Mi tema no es la política, no porque no me interese, pues me apasiona. Cuando me refiero a que no es mi tema, lo hago con la idea de dejar bien claro que cada mañana y cada noche, antes de irme a dormir, sí leo las noticias, a diferencia de las bestias carroñeras que viven de «expresarse» y calentarse a costa del desconocimiento.
Tal vez esta sea una de las razones por las que soy crítica desde afuera y por la que me di cuenta temprano de que vivíamos un sueño.
No quiero caer en la trampa de hablar del ’59, de la diáspora o del trabalenguas que ya al mundo no le interesa. Comencemos por reconocer que nosotros mismos nos hemos embargado… Pero hay un enlace inevitable con el momento histórico que nos dejó a merced de un saco de conflictos que hasta la actualidad no hemos sabido remediar.

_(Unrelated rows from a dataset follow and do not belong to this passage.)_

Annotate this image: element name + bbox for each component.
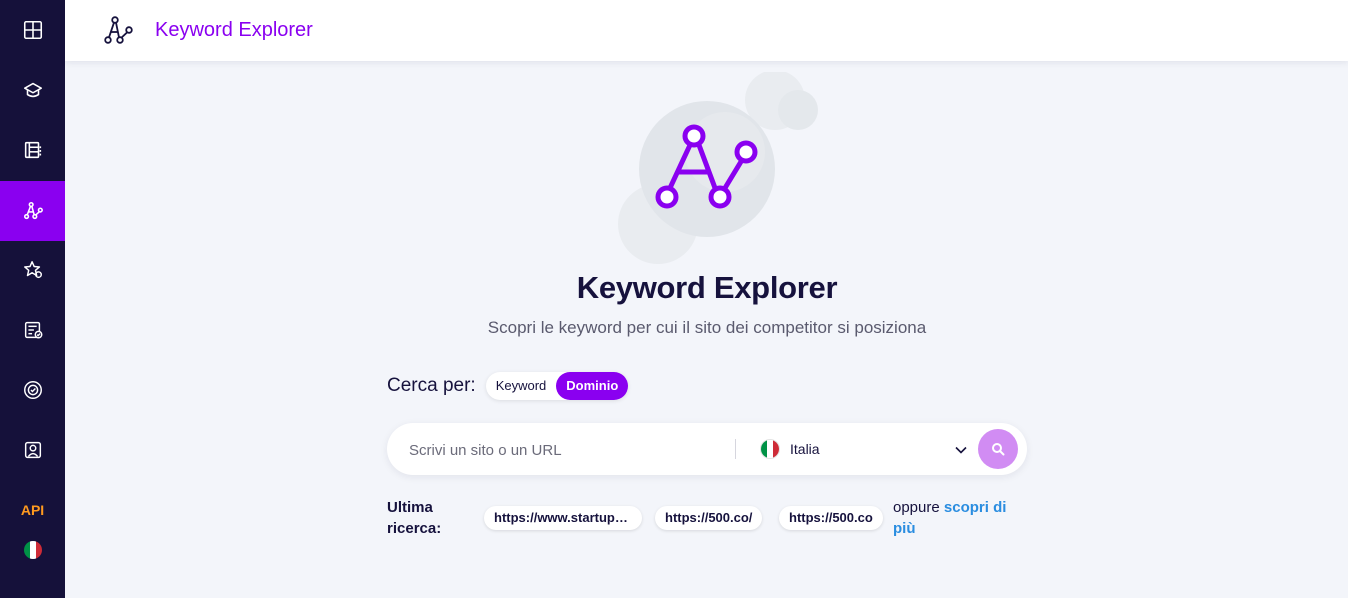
page-title: Keyword Explorer xyxy=(576,270,838,305)
country-name: Italia xyxy=(790,441,820,457)
last-search-chip[interactable]: https://500.co/ xyxy=(655,506,763,530)
keyword-explorer-illustration-icon xyxy=(618,70,818,264)
report-icon xyxy=(24,141,41,159)
learn-more-line1: scopri di xyxy=(943,499,1007,516)
page-subtitle: Scopri le keyword per cui il sito dei co… xyxy=(487,318,927,337)
language-flag-icon[interactable] xyxy=(24,541,42,559)
search-type-row: Cerca per: Keyword Dominio xyxy=(387,371,629,401)
keyword-explorer-icon xyxy=(23,201,43,220)
sidebar-item-dashboard[interactable] xyxy=(0,0,65,60)
target-icon xyxy=(23,381,42,399)
search-icon xyxy=(992,443,1005,456)
last-searches-label: Ultima ricerca: xyxy=(387,497,441,539)
last-search-chip[interactable]: https://500.co xyxy=(779,506,883,530)
search-button[interactable] xyxy=(978,429,1018,469)
sidebar-item-projects[interactable] xyxy=(0,60,65,120)
last-searches-label-line1: Ultima xyxy=(387,499,433,516)
last-searches: Ultima ricerca: https://www.startup… htt… xyxy=(387,497,1027,541)
learn-more-text: oppure scopri di più xyxy=(893,497,1023,539)
sidebar-item-audit[interactable] xyxy=(0,360,65,420)
keyword-explorer-logo-icon xyxy=(104,15,133,44)
search-type-dominio[interactable]: Dominio xyxy=(556,372,629,400)
search-type-keyword[interactable]: Keyword xyxy=(486,372,557,400)
or-text: oppure xyxy=(893,499,940,516)
search-divider xyxy=(735,439,736,459)
sidebar-item-reports[interactable] xyxy=(0,120,65,180)
top-bar: Keyword Explorer xyxy=(65,0,1348,61)
country-select[interactable]: Italia xyxy=(760,437,970,461)
hero-illustration xyxy=(610,70,830,272)
user-frame-icon xyxy=(24,441,41,459)
last-searches-label-line2: ricerca: xyxy=(387,520,442,537)
italy-flag-icon xyxy=(760,439,780,459)
sidebar-item-user[interactable] xyxy=(0,420,65,480)
sidebar-item-keyword-explorer[interactable] xyxy=(0,181,65,241)
api-link[interactable]: API xyxy=(0,498,65,522)
chevron-down-icon xyxy=(955,446,967,454)
grid-icon xyxy=(23,20,42,40)
layers-icon xyxy=(23,82,42,98)
app-title: Keyword Explorer xyxy=(155,19,313,41)
search-bar: Italia xyxy=(387,423,1027,475)
search-type-label: Cerca per: xyxy=(387,375,476,396)
search-input[interactable] xyxy=(407,437,731,463)
last-search-chip[interactable]: https://www.startup… xyxy=(484,506,642,530)
learn-more-line2: più xyxy=(893,520,916,537)
search-type-toggle: Keyword Dominio xyxy=(485,372,629,400)
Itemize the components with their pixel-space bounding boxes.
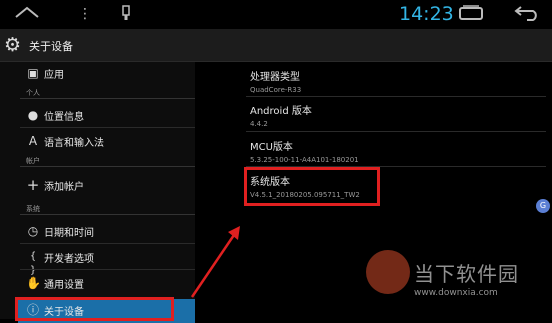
watermark-logo [366, 250, 410, 294]
floating-button[interactable]: G [536, 199, 550, 213]
watermark-brand: 当下软件园 [414, 262, 519, 286]
watermark-url: www.downxia.com [414, 288, 498, 298]
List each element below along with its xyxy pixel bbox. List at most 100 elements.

Siempre he pensado que, a pesar de que Cuba de alguna manera (y no necesariamente en formato civil…) esté presente en ese país, no nos da derecho a la protesta por encima de sus propios afectados.
Con tristeza tengo que oír y tengo que leer basura. Y es la misma tristeza que me hace pensar en la manera en la que el cubano vierte su ira frustrada en cada evento que destapa lo que podría hacerse pero que no se hace en el patio de la casa, que hace mucho tiempo que dejó de ser particular. Ni nunca se hará. Es la perfecta proyección. Cada una de estas acciones seudorrebeldes nos limp las manos y la conciencia.
A mí me duele mi país. País que nunca a nadie le ha dolido. Ni a nosotros mismos. Porque los que nos fuimos tenemos la responsabilidad moral de haberlo dejado atrás. No hay derecho. Ni personal ni universal. Los que nos fuimos… tuvimos la suerte de elegir.